The sister of late actor Brandon Lee has said “no-one should ever be killed by a gun on a film set”, after Alec Baldwin fired a prop gun on the set of a western, killing a cinematographer.
Lee, 28, the son of martial arts superstar Bruce Lee, was killed in 1993 after he was shot on the set of the film The Crow.
The gun was supposed to have fired a blank, but a post mortem examination found a .44-calibre bullet lodged near his spine.
An incident on the New Mexico set of Baldwin’s film Rust killed director of photography Halyna Hutchins, while director Joel Souza was also injured and taken to hospital.
A statement on Lee’s official Twitter account, which is run by Lee’s sister Shannon, said: “Our hearts go out to the family of Halyna Hutchins and to Joel Souza and all involved in the incident on ‘Rust.’
“No one should ever be killed by a gun on a film set. Period.”
Hutchins, 42, was airlifted to University of New Mexico Hospital, where she was pronounced dead by medical personnel, authorities said.
Souza, 48, was taken by ambulance to Christus St Vincent Regional Medical Centre, where he is undergoing treatment.
Photographs published by The Santa Fe New Mexican newspaper show an emotional Baldwin doubled over and apparently in tears outside the Santa Fe County Sheriff’s Office.

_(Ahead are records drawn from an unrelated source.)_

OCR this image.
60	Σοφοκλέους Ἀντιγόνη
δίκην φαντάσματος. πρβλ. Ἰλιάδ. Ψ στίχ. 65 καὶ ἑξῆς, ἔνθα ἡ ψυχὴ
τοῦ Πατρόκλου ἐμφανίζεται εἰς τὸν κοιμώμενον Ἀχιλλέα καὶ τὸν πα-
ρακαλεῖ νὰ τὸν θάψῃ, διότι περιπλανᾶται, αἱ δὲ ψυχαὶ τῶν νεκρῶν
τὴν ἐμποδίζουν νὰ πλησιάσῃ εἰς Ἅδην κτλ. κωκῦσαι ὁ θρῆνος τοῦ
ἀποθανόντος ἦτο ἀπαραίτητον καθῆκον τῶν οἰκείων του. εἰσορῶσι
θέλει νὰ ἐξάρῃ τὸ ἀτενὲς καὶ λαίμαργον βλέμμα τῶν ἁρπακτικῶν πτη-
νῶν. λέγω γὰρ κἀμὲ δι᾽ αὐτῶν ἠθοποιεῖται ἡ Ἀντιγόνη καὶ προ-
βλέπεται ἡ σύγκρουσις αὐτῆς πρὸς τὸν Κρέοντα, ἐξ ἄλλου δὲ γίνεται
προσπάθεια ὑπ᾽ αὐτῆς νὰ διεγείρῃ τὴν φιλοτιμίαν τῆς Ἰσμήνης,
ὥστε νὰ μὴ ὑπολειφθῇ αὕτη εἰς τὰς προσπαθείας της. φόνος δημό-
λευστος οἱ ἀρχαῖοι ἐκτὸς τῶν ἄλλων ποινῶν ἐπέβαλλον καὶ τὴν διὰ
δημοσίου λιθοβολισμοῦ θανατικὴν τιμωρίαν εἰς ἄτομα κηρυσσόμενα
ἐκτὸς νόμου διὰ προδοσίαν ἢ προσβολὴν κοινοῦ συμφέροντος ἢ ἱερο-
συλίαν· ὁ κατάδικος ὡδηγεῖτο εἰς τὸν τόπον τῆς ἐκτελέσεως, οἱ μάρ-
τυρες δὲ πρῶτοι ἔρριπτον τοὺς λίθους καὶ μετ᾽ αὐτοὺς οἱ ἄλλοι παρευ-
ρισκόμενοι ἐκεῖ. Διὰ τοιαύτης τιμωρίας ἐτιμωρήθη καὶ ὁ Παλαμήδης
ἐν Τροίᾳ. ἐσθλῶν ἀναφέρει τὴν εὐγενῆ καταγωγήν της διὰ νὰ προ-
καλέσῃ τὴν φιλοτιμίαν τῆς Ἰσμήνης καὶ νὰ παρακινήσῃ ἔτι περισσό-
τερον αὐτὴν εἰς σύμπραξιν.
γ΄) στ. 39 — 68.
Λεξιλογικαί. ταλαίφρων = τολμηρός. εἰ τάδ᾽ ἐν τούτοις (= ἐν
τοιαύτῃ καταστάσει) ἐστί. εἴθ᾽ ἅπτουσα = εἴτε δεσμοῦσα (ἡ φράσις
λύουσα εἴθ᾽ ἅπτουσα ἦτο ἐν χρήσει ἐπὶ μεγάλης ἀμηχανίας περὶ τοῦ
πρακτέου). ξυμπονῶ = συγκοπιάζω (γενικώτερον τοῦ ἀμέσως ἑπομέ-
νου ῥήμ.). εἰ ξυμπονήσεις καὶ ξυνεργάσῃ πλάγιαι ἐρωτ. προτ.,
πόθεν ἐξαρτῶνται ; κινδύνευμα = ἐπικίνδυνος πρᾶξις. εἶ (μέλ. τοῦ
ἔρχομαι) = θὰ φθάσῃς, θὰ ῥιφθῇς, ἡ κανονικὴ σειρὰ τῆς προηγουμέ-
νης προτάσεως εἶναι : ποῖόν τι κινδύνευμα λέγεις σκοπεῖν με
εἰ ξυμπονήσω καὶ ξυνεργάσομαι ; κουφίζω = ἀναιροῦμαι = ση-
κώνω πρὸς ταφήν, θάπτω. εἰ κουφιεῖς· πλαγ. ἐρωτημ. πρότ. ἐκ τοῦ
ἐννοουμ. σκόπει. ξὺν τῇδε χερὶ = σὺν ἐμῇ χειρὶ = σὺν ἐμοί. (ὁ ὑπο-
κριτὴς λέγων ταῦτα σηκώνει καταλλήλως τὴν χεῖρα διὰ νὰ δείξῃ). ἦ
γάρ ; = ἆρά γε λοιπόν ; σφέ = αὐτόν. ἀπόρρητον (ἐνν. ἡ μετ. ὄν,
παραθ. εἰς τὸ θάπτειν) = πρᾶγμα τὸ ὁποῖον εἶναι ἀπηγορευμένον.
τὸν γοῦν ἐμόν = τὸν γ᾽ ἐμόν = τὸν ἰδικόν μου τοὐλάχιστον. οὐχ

The incidents that killed Lee and Hutchins are part of a long history of tragedies on film sets.
In 1984, actor Jon-Erik Hexum died after shooting himself in the head with a prop gun blank while pretending to play Russian roulette with a .44 Magnum on the set of the television series Cover Up.
During the filming of Twilight Zone: The Movie in 1982, a helicopter crash killed actor Vic Morrow and two children, Myca Dinh Le and Renee Shin-Yi Chen, while filming a scene involving explosions, which damaged the helicopter’s rotors.
In 2002 Vin Diesel’s stunt double on the action film xXx, Harry O’Connor, died while he was performing a paragliding stunt.
A stunt expert was also killed on the set of Batman film The Dark Knight.
Conway Wickliffe was leaning out the window of a car operating a camera when the car crashed into a tree.